Editor's Blog

SOI Consortium’s phenomenal FD-SOI/ARM results
Posted by Adele HARS on February 10, 2011Tagged with ARM, FD-SOI, GlobalFoundries, IBM, Leti, Soitec, ST
Up to 80% additional performance improvement on an ARM Cortex M0. 40% lower power for SRAMs. These are the amazing planar FD-SOI results just announced by the SOI Consortium. Things are suddenly looking much brighter in the world of low-power, high-performance chips for mobile and consumer apps.

An A-list of companies collaborated on this assessment/characterization – ARM, GlobalFoundries, IBM, ST, Soitec and Leti – so you know the results are really solid. People want PC performance in a cell phone (without having to recharge the battery three times a day, thank you!). These guys know what it takes to make the chips that can make it happen.
For designers and manufacturers, FD-SOI is a win-win: design flow is the same as bulk, so there’s no learning curve; manufacturing is vastly simplified, so it costs less.
Let’s make a few things clear here: that +80% – that’s on top of the +25% improvement you’d get moving from one node to the next. So if you move to FD-SOI at the same time you’re moving down a node, you can get (do the math) a +125% (!!) improvement in performance – and lower power. Designers sweat blood for a few percentage points of performance improvement, and here you get more than double – and it’s cheaper and easier. Wow.
The 40% power savings on the SRAM (which now typically accounts for over half the chip) – that’s because with FD-SOI you can run it reliably at lower voltages – which of course saves battery life.

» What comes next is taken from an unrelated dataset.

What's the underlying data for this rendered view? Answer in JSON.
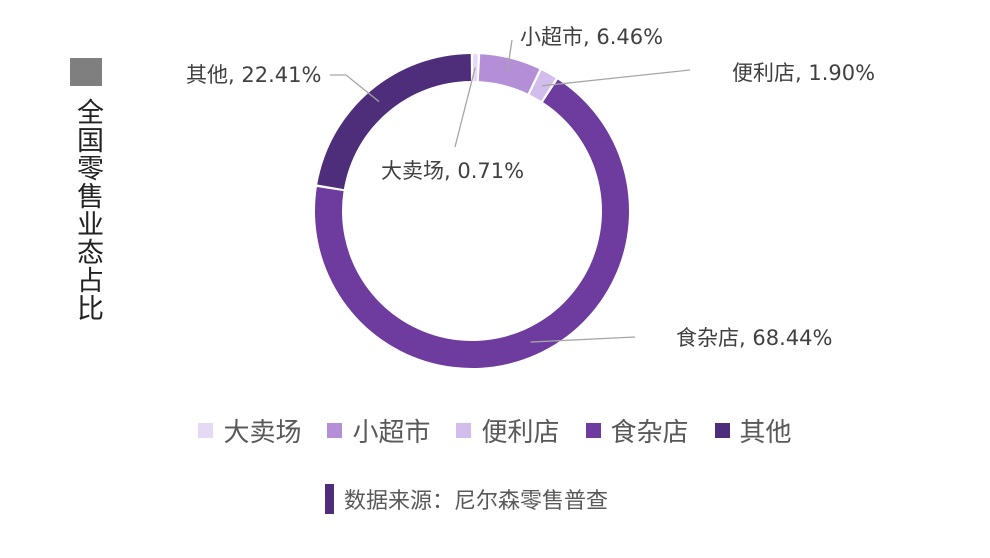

It’s worth pointing out that much of this success is due to some amazing work by Soitec. Their R&D folks first wrote about the ultra-thin wafers needed for FD-SOI in ASN five years ago. They’ve been working on perfecting those wafers ever since – and supplying them to the IDMs and foundries for some time now, so those guys could get on with their early legwork. The requirements for silicon and BOX layer thinness and smoothness are draconian: we’re deep in the world of Angstroms here.
All the while, there were some hefty naysayers claiming the wafer requirements could never be met. But guess what: those requirements have been met – and the wafers are ready to roll.
I urge you to read Christophe Maleville’s article in our most recent edition: Wafers for Fully-Depleted Devices: Ready for Volume – and look at the all the checkmarks on that list of requirements. It’s really some impressive work.
So, want to know more FD-SOI? Let me point you at some sources:
- The SOI Consortium – they’ve been running FD-SOI workshops and design clinics for over year, and all the presentations are available on their website. Especially, check out the white papers on FD-SOI design impact and the Q&A.
- In ASN#15, we devoted an entire feature to FD-SOI, with contributions from ST, IBM, Hitachi, Leti, Soitec and more.
- A quick layman’s guide to the differences between partially- and fully-depleted SOI. I wrote this three years ago, so the “challenges” have all been met by now, but the basic concepts are all here.
- Enter FD-SOI in the ASN search engine at the top of this page.
- Click on the FD-SOI “tag” here on the right side of this ASN page.
- A lot of the big break-throughs were first announced at the IEDM in 08 – Leti/ST/Soitec and Hitachi shared details with us in ASN#12.
Planar FD-SOI: it’s the start of something big.